To refresh your memory, another assistant coach allegedly saw Sandusky naked in the football shower room engaging in anal intercourse with what appeared to be a naked 10-year-old boy. The assistant coach reported what he saw to head football coach Joe Paterno who, in turn, reported it to a couple of paper shufflers in the PSU athletic department.

Paterno promptly washed his hands of the whole affair, convinced he’d done everything he was legally obliged to do. Apparently, he was satisfied with doing next to nothing.

The two paper shufflers now face charges of failure to report a child sex crime to the police and lying about what they knew to a grand jury.

Sandusky has been charged with 50 counts of having sex with young boys.

Paterno died last weekend of lung cancer and the Penn State community came out to tell the world what a great guy he was, what a leader of men, what a moral beacon, and tons of other holy horseshit.

But when the scandal broke it was learned that Paterno allowed Sandusky to continue to use Penn Sate facilities for years after the great man was told about the shower incident. Despite being retired from the football program, Sandusky was allowed to keep an office in the football hall and kept bringing prepubescent boys to the place at all hours.

Paterno, apparently, never raised a peep about the creepy set-up. We know for a fact he never stopped any of it from happening. And, believe me, Paterno could have stopped it all — at least within the hallowed halls of the football facility.

Now, defense attorneys for the two paper shufflers seem to be focused on how all the fine, upstanding men involved in this case were afraid to use actual words to describe what Sandusky allegedly had done.

The defense attorneys are hoping a jury agrees that by the time the story got to the two university officials, it had been so watered down by skittish football men that it didn’t even sound like a crime anymore.

A CNN reporter contacted a couple of experts to decode the whole mess,. Laurie Levenson, who teaches law at Loyola (Los Angeles) University, told the reporter, “Sodomy, rape, and anal intercourse are not easy words for men, especially jocks, to verbalize, and they may become particularly reluctant when they are speaking to authority figures.”

Another expert, Dr. Chuck Williams of Drexel University said, “Being uncomfortable with the subject matter could have led all men involved to minimize the Sandusky mess and avoid confronting it head on.”

Man alive!
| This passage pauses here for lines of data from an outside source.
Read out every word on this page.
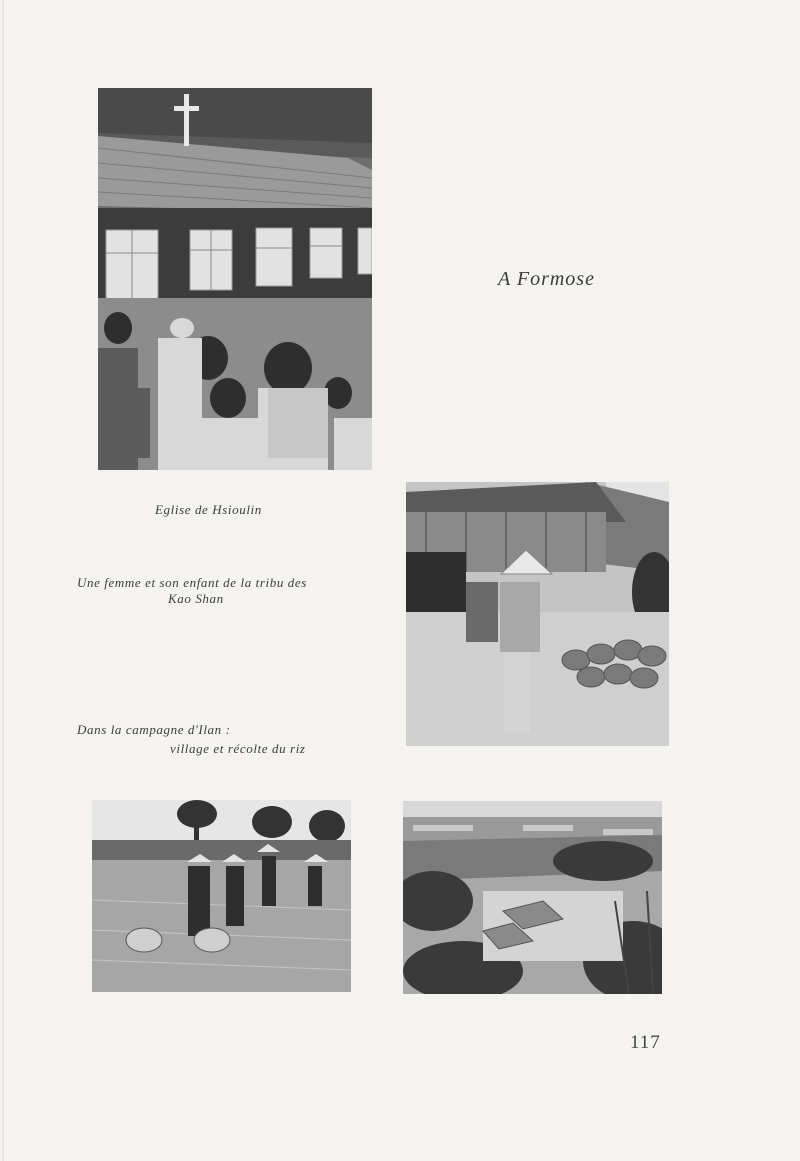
A Formose
Eglise de Hsioulin
Une femme et son enfant de la tribu des
Kao Shan
Dans la campagne d'Ilan :
village et récolte du riz
117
This whole stinking tale becomes more rancid by the moment. One weekend we’re being told Joe Paterno was one of god’s “greatest gifts to the world,” (by a Catholic priest, no less) and the next we hear that god’s gift is too squeamish to blow the whistle on a child sodomizer.

A former Penn State quarterback called Paterno “the most extraordinary person I know.” But JoePa was not extraordinary enough to say a phrase like “My assistant saw Jerry Sandusky penetrating the anus of a child with his penis.”
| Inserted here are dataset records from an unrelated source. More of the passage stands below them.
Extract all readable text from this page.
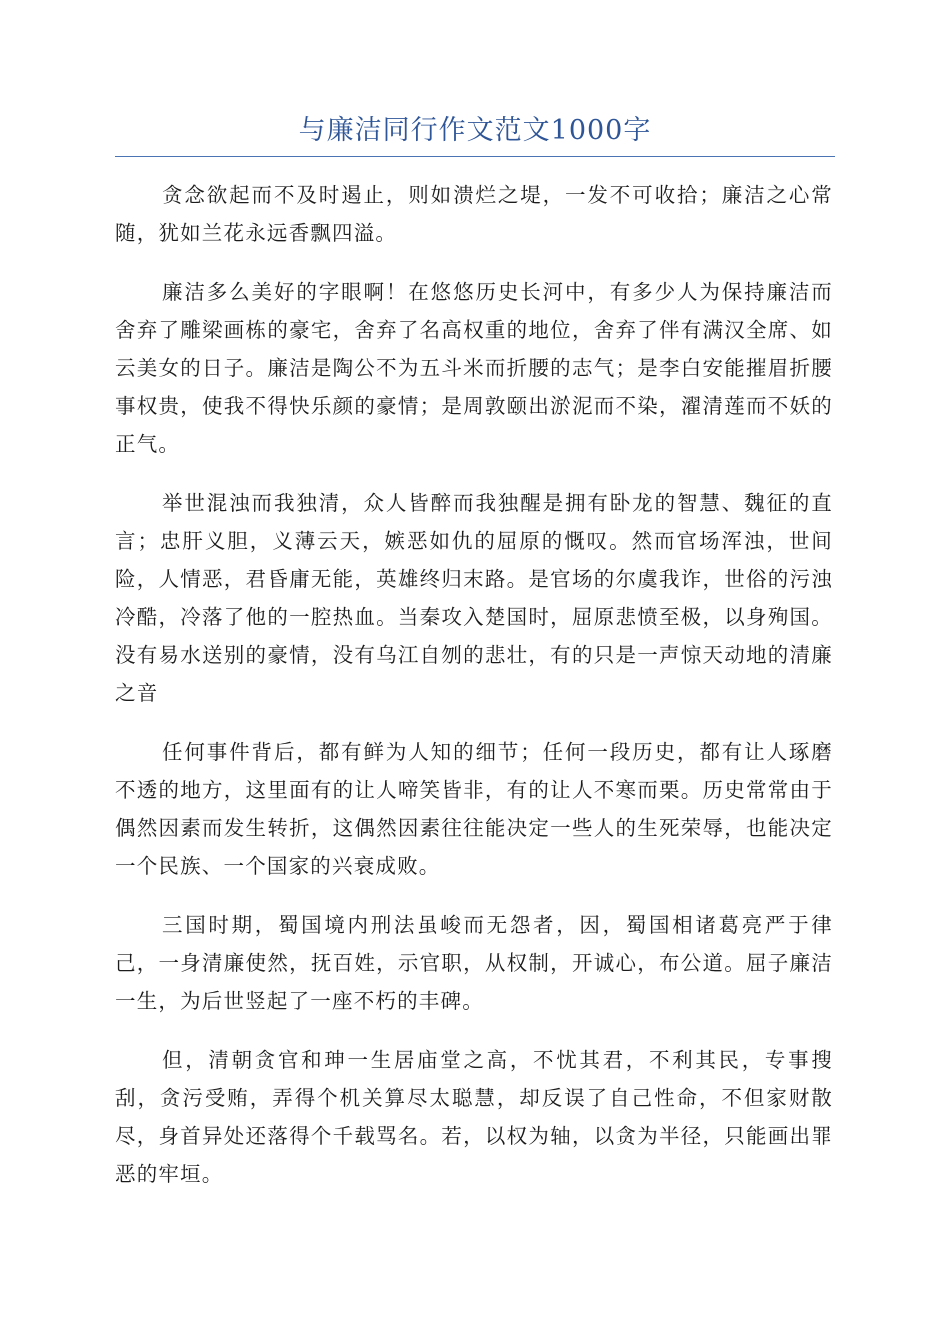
与廉洁同行作文范文1000字

贪念欲起而不及时遏止，则如溃烂之堤，一发不可收拾；廉洁之心常随，犹如兰花永远香飘四溢。

廉洁多么美好的字眼啊！在悠悠历史长河中，有多少人为保持廉洁而舍弃了雕梁画栋的豪宅，舍弃了名高权重的地位，舍弃了伴有满汉全席、如云美女的日子。廉洁是陶公不为五斗米而折腰的志气；是李白安能摧眉折腰事权贵，使我不得快乐颜的豪情；是周敦颐出淤泥而不染，濯清莲而不妖的正气。

举世混浊而我独清，众人皆醉而我独醒是拥有卧龙的智慧、魏征的直言；忠肝义胆，义薄云天，嫉恶如仇的屈原的慨叹。然而官场浑浊，世间险，人情恶，君昏庸无能，英雄终归末路。是官场的尔虞我诈，世俗的污浊冷酷，冷落了他的一腔热血。当秦攻入楚国时，屈原悲愤至极，以身殉国。没有易水送别的豪情，没有乌江自刎的悲壮，有的只是一声惊天动地的清廉之音

任何事件背后，都有鲜为人知的细节；任何一段历史，都有让人琢磨不透的地方，这里面有的让人啼笑皆非，有的让人不寒而栗。历史常常由于偶然因素而发生转折，这偶然因素往往能决定一些人的生死荣辱，也能决定一个民族、一个国家的兴衰成败。

三国时期，蜀国境内刑法虽峻而无怨者，因，蜀国相诸葛亮严于律己，一身清廉使然，抚百姓，示官职，从权制，开诚心，布公道。屈子廉洁一生，为后世竖起了一座不朽的丰碑。

但，清朝贪官和珅一生居庙堂之高，不忧其君，不利其民，专事搜刮，贪污受贿，弄得个机关算尽太聪慧，却反误了自己性命，不但家财散尽，身首异处还落得个千载骂名。若，以权为轴，以贪为半径，只能画出罪恶的牢垣。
There. I just said it. And no one’s calling me extraordinary.

Paterno even had a hard time telling police investigators and prosecutors what he’d heard. His testimony to the grand jury showed a man afraid to say dirty words.

Everyone involved made a choice: don’t say too much because talking about it is icky. The fact that at least one ten-year-old kid had his anus forcibly dilated to an approximate width of two inches did not at all enter into the equation.
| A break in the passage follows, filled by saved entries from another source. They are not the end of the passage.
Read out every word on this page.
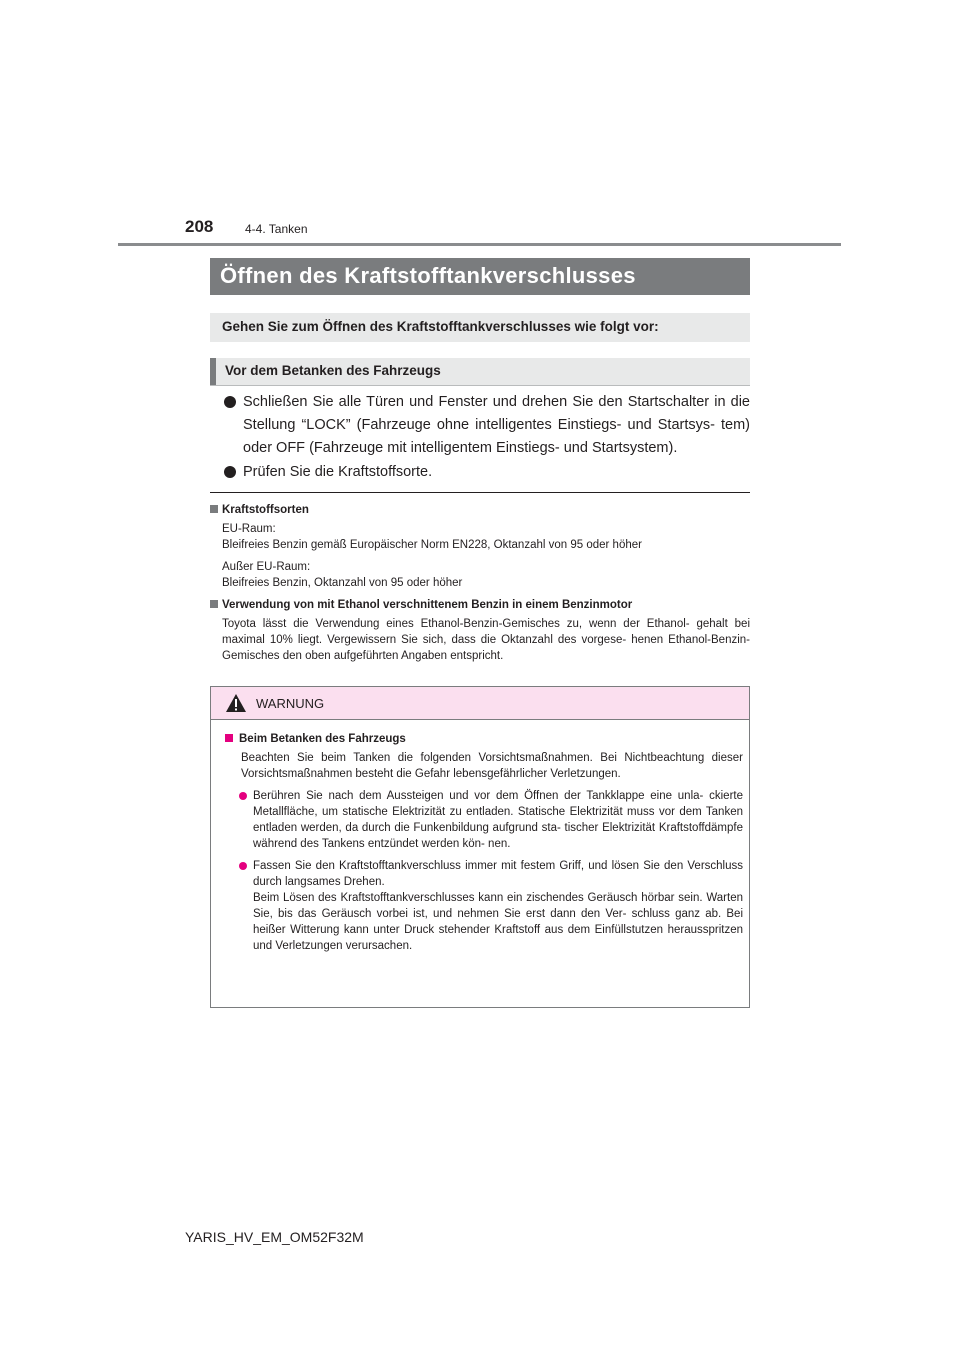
208	4-4. Tanken
Öffnen des Kraftstofftankverschlusses
Gehen Sie zum Öffnen des Kraftstofftankverschlusses wie folgt vor:
Vor dem Betanken des Fahrzeugs
Schließen Sie alle Türen und Fenster und drehen Sie den Startschalter in die Stellung “LOCK” (Fahrzeuge ohne intelligentes Einstiegs- und Startsys- tem) oder OFF (Fahrzeuge mit intelligentem Einstiegs- und Startsystem).
Prüfen Sie die Kraftstoffsorte.
Kraftstoffsorten

EU-Raum:
Bleifreies Benzin gemäß Europäischer Norm EN228, Oktanzahl von 95 oder höher

Außer EU-Raum:
Bleifreies Benzin, Oktanzahl von 95 oder höher

Verwendung von mit Ethanol verschnittenem Benzin in einem Benzinmotor

Toyota lässt die Verwendung eines Ethanol-Benzin-Gemisches zu, wenn der Ethanol- gehalt bei maximal 10% liegt. Vergewissern Sie sich, dass die Oktanzahl des vorgese- henen Ethanol-Benzin-Gemisches den oben aufgeführten Angaben entspricht.

WARNUNG
Beim Betanken des Fahrzeugs
Beachten Sie beim Tanken die folgenden Vorsichtsmaßnahmen. Bei Nichtbeachtung dieser Vorsichtsmaßnahmen besteht die Gefahr lebensgefährlicher Verletzungen.
Berühren Sie nach dem Aussteigen und vor dem Öffnen der Tankklappe eine unla- ckierte Metallfläche, um statische Elektrizität zu entladen. Statische Elektrizität muss vor dem Tanken entladen werden, da durch die Funkenbildung aufgrund sta- tischer Elektrizität Kraftstoffdämpfe während des Tankens entzündet werden kön- nen.
Fassen Sie den Kraftstofftankverschluss immer mit festem Griff, und lösen Sie den Verschluss durch langsames Drehen.
Beim Lösen des Kraftstofftankverschlusses kann ein zischendes Geräusch hörbar sein. Warten Sie, bis das Geräusch vorbei ist, und nehmen Sie erst dann den Ver- schluss ganz ab. Bei heißer Witterung kann unter Druck stehender Kraftstoff aus dem Einfüllstutzen herausspritzen und Verletzungen verursachen.
YARIS_HV_EM_OM52F32M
Perhaps the best account of this ugly tale was written by Buzz Bissinger, the author of “Friday Night Lights,” in the November 10th edition of The Daily Beast. He wrote, “[W]e need to stop the daintiness and describe the alleged offenses for what they truly are in the vernacular to somehow try to capture the monstrousness. Not anal intercourse or oral sex, which sounds clinical, but butt-fucking and blowjobs and cock-grabbing and pants-groping and other assorted acts that the 67-year-old Sandusky allegedly inflicted on [the victims].”

Big time college sports guys can run fast, jump high, throw balls long distances, or plot out clever plays. But if they’re too grossed out to save a kid from being ravaged, they’re neither brave nor strong.

And they certainly aren’t god’s gift.